Nel 2023, 37 Paesi sono stati classificati come in conflitto o in fragilità istituzionale/sociale, e rappresentavano il 61% delle morti materne globali, nonostante rappresentassero solo il 25% dei nati vivi.
Il tasso di mortalità materna è significativamente più alto nelle aree colpite da conflitti (504 decessi ogni 100mila nati vivi) rispetto ai contesti fragili (368) e ai contesti non in conflitto né fragili (99)».
Le donne nei Paesi a basso reddito hanno un rischio di mortalità materna più elevato: 1 su 66 contro 1 su 7. 933 nei Paesi ad alto reddito. «Le donne povere nelle aree remote – prosegue l’Oms – hanno meno probabilità di ricevere un’assistenza sanitaria adeguata. Questo è particolarmente vero per le regioni a basso reddito con un numero troppo piccolo di operatori sanitari qualificati […]. Gli ultimi dati disponibili suggeriscono che, nella maggior parte dei Paesi ad alto e medio reddito, circa il 99% di tutte le nascite beneficia della presenza di un’ostetrica, un medico o un’infermiera qualificata, mentre solo il 73% nei Paesi a basso reddito, e l’84% in quelli a reddito medio-basso».
La maggior parte delle morti materne è prevenibile, poiché le soluzioni sanitarie sono ben note. La salute materna e quella del neonato sono strettamente collegate. Per quanto riguarda le morti neonatali, si stima che ogni anno siano oltre 2 milioni i bambini che muoiono nel primo mese di vita, e circa altri 2 milioni che nascono morti. Per questo «è importante – dice l’Oms – che tutti i parti siano assistiti da operatori sanitari qualificati, poiché una gestione e un trattamento tempestivi possono fare la differenza tra la vita e la morte delle donne e dei neonati».

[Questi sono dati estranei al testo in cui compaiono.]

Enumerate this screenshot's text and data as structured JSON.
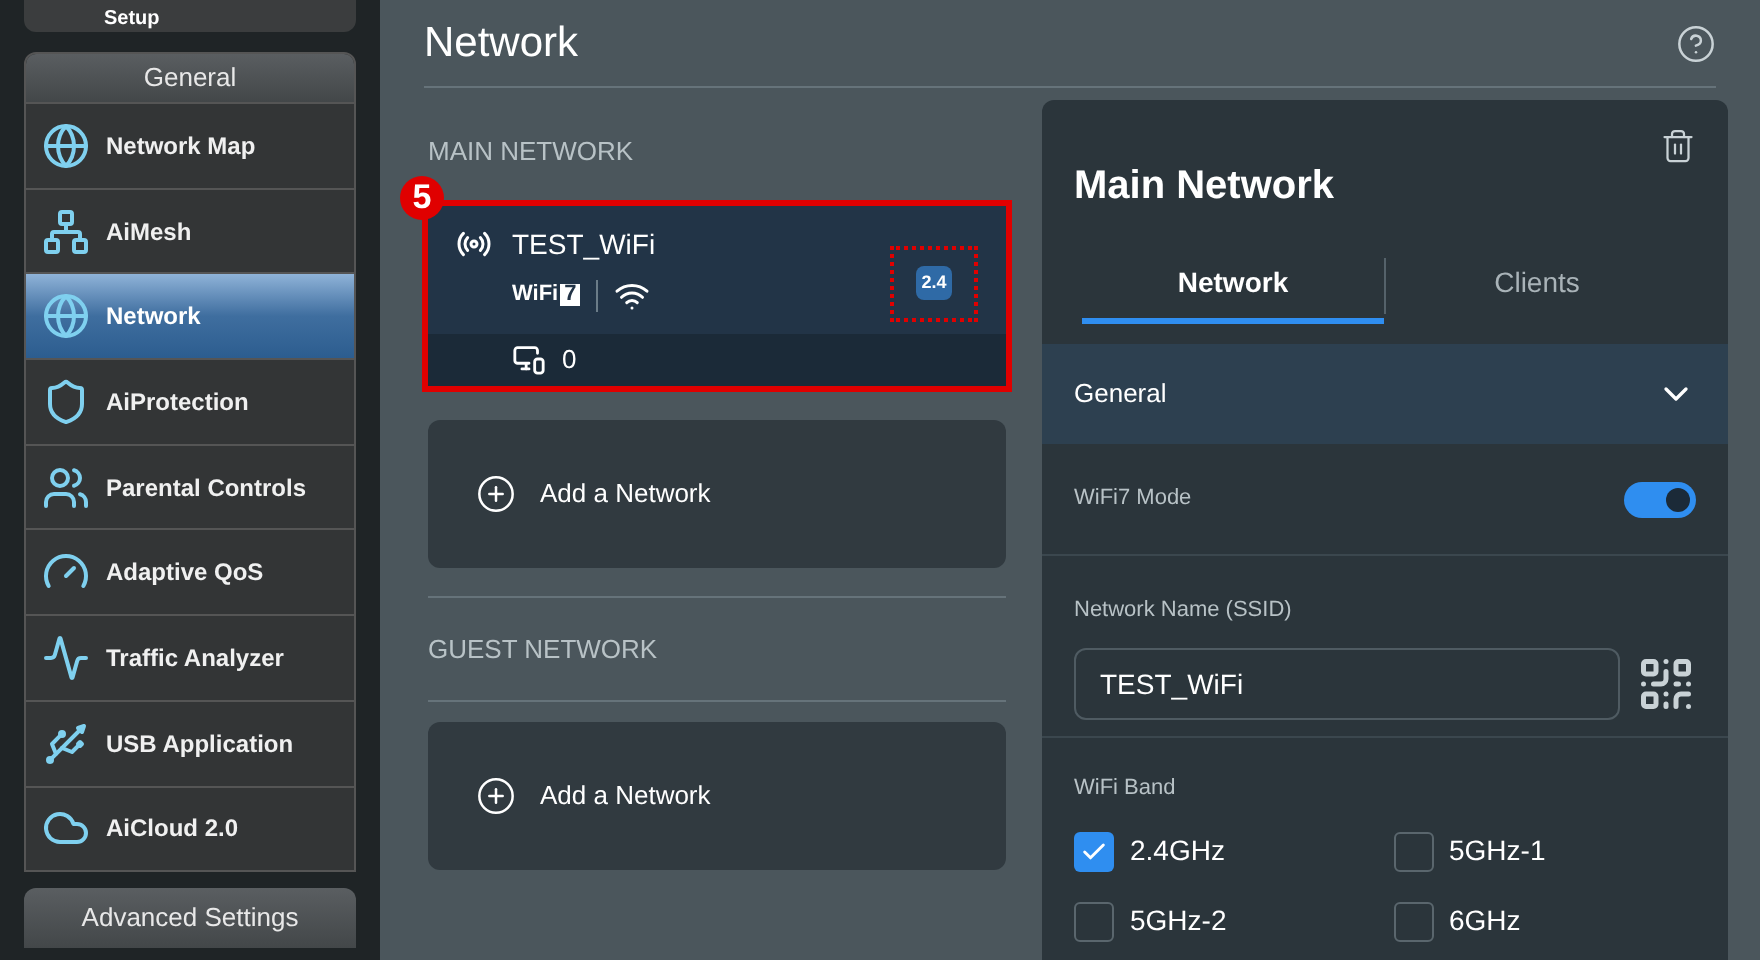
{
  "sidebar": {
    "top_item": "Setup",
    "general": {
      "title": "General",
      "items": [
        {
          "label": "Network Map",
          "selected": false
        },
        {
          "label": "AiMesh",
          "selected": false
        },
        {
          "label": "Network",
          "selected": true
        },
        {
          "label": "AiProtection",
          "selected": false
        },
        {
          "label": "Parental Controls",
          "selected": false
        },
        {
          "label": "Adaptive QoS",
          "selected": false
        },
        {
          "label": "Traffic Analyzer",
          "selected": false
        },
        {
          "label": "USB Application",
          "selected": false
        },
        {
          "label": "AiCloud 2.0",
          "selected": false
        }
      ]
    },
    "advanced_title": "Advanced Settings"
  },
  "page": {
    "title": "Network",
    "main_network": {
      "heading": "MAIN NETWORK",
      "annotation": "5",
      "network": {
        "name": "TEST_WiFi",
        "wifi_logo": "WiFi",
        "wifi_generation": "7",
        "band": "2.4",
        "clients": "0"
      },
      "add_label": "Add a Network"
    },
    "guest_network": {
      "heading": "GUEST NETWORK",
      "add_label": "Add a Network"
    }
  },
  "panel": {
    "title": "Main Network",
    "tabs": [
      {
        "label": "Network",
        "selected": true
      },
      {
        "label": "Clients",
        "selected": false
      }
    ],
    "section": {
      "title": "General",
      "expanded": true
    },
    "wifi7_mode": {
      "label": "WiFi7 Mode",
      "on": true
    },
    "ssid": {
      "label": "Network Name (SSID)",
      "value": "TEST_WiFi"
    },
    "band": {
      "label": "WiFi Band",
      "options": [
        {
          "label": "2.4GHz",
          "checked": true
        },
        {
          "label": "5GHz-1",
          "checked": false
        },
        {
          "label": "5GHz-2",
          "checked": false
        },
        {
          "label": "6GHz",
          "checked": false
        }
      ]
    }
  }
}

«Nel contesto degli Obiettivi di sviluppo sostenibile – conclude l’Oms -, i Paesi si sono uniti sull’obiettivo di accelerare il declino della mortalità materna entro il 2030. […] “ridurre il tasso di mortalità materna globale a meno di 70 per 100mila nascite […]”. Il tasso globale nel 2023 era di 197 per 100mila nati vivi […]. Tuttavia, le conoscenze scientifiche e mediche sono disponibili per prevenire la maggior parte delle morti. […] è il momento di intensificare gli sforzi coordinati e di mobilitare e rinvigorire gli impegni a livello globale, regionale, nazionale e comunitario […]».